Coronavirus Fears Drive More Patients to California Health Centers

Front desk staff at North East Medical Services wear surgical masks as a protective measure. (Photo courtesy of North East Medical Services)

Since the coronavirus was first detected in Wuhan, China, Los Angeles’s Saban Community Clinic has seen zero cases of the deadly disease – but a lot more patients.

“Anxiety is making a lot of patients with simple upper respiratory tract infections, who would usually take care of themselves,” seek medical care, said Dr. Armen Arshakyan, the clinic’s chief medical officer.

Where a clinic location might normally see three or four walk-in patients with respiratory infections in a day, now it might be as many as eight or 10, Dr. Arshakyan said.

It’s not just Saban.

“People…panic when they get the flu,” said Izabella Sahakian, chief operations officer at AGHABY Comprehensive Community Health Center, also in Los Angeles County. “They can’t tell: Do they have the flu, do they have the virus?”

Sahakian estimates that her walk-ins have increased by more than 50%.

For health centers and clinics offering primary care in counties with cases of the novel coronavirus, the disease – and the fear and anxiety it’s caused – has brought complications.

Supplies of masks and other personal protective equipment have dwindled. Staff members carry out screening measures – both in exam rooms and over the phone – to assess a patient’s potential risk.

Patients who come in with respiratory infections and a history of recent travel to China require consultation with public health officials – and in some cases, immediate transportation to a hospital. Even some staff members are apprehensive about staying at work.

After Chinese New Year, it’s “kind of a taboo to go to the doctor’s,” said Dr. Kenneth Tai. Dr. Tai is chief medical officer at North East Medical Services, or NEMS, which serves primarily patients of Chinese descent in the Bay Area – including both San Francisco and Santa Clara Counties, which have confirmed coronavirus cases.

But even so, clinic attendance is unusually low. “People are not as willing to come to the clinics, just because they know they don’t want to come to a public place,” Dr. Tai said.

The exception? Patients with flu symptoms. “Besides the fever and cold symptoms, they may either have travel history to China or specifically to Hubei province, or they [may have had] close personal contact to someone with coronavirus exceptions,” he explained.

Patients who have symptoms and a history of travel to China are quickly isolated and the local public health department alerted, Dr.
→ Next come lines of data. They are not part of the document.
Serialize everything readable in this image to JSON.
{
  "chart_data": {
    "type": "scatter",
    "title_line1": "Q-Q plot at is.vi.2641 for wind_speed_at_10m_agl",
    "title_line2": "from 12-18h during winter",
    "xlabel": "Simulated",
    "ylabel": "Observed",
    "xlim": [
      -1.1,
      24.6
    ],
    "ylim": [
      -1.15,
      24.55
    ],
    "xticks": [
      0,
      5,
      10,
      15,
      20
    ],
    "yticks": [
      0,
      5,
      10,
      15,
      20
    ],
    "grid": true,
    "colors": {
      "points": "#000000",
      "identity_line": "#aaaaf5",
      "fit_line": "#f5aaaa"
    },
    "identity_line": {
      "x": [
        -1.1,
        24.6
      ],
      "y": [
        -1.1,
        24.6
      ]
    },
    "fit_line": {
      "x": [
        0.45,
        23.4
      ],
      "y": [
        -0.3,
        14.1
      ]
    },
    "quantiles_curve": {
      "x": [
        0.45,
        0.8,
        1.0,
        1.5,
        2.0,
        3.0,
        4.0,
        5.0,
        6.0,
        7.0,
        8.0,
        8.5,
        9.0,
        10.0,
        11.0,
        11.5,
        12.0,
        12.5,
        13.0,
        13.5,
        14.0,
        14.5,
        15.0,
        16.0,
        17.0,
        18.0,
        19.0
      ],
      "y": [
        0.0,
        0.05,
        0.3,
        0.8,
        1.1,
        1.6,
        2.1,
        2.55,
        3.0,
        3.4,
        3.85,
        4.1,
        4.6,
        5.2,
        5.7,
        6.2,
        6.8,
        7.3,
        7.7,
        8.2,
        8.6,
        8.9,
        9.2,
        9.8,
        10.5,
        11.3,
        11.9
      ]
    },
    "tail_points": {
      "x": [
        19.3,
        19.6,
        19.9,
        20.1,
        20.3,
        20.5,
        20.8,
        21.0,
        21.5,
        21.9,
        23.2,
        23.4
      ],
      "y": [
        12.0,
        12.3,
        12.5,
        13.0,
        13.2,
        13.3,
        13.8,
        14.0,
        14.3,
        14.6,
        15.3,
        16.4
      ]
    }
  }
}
Tai said. The health center asked some staff members, recently returned from China, to self-quarantine for 14 days.

Thus far, no one at NEMS has had a positive result for the coronavirus.

But that doesn’t stop patients – or staff, for that matter – from being anxious.

“There are still a lot of uncertainties and potential fears and panic,” Dr. Tai said. “Really, the risk of getting this infection is really, really low, but there’s so much press around it.”

Patients aren’t just anxious for themselves, Dr. Tai said. Many also have family in China, where masks are in short supply. “In the beginning when we were just putting the masks out in the waiting room or the exam room…we just ran out of masks for people,” he recalled.

Sahakian reported a similar urgency around masks. “We’ve had some patients say ‘I have family in China and I haven’t been able to purchase masks anywhere,’” she said.

As part of its coronavirus response, Direct Relief has supplied masks – along with exam gloves and isolation gowns – to a number of health care organizations in the United States, including NEMS and AGHABY.

The coronavirus appears to have inspired a rush on another medical commodity: flu vaccines.

At St. John’s Well Child and Family Center in Los Angeles County, flu vaccines are generally given between October and early January, said Sam Badianat, the health center’s pharmacy director. “Typically it drops off quite a bit because people are either vaccinated or they refuse to get a vaccine,” he explained.

This year, though, St. John’s has seen what he called a “huge influx” beginning in late January.

In some cases, Badianat said, people seem to think that the flu vaccine may offer them some protection against coronavirus – a misconception that health providers will correct.

But many are simply doing what they can to care for their health. The coronavirus “puts their health at risk,” Badianat said. “I think, in a bigger picture, they’re trying to be more healthy with whatever we can provide to them.”

Dr. Tai agreed. “People are definitely more amenable to getting the flu shot,” he said. “They feel a little bit better.”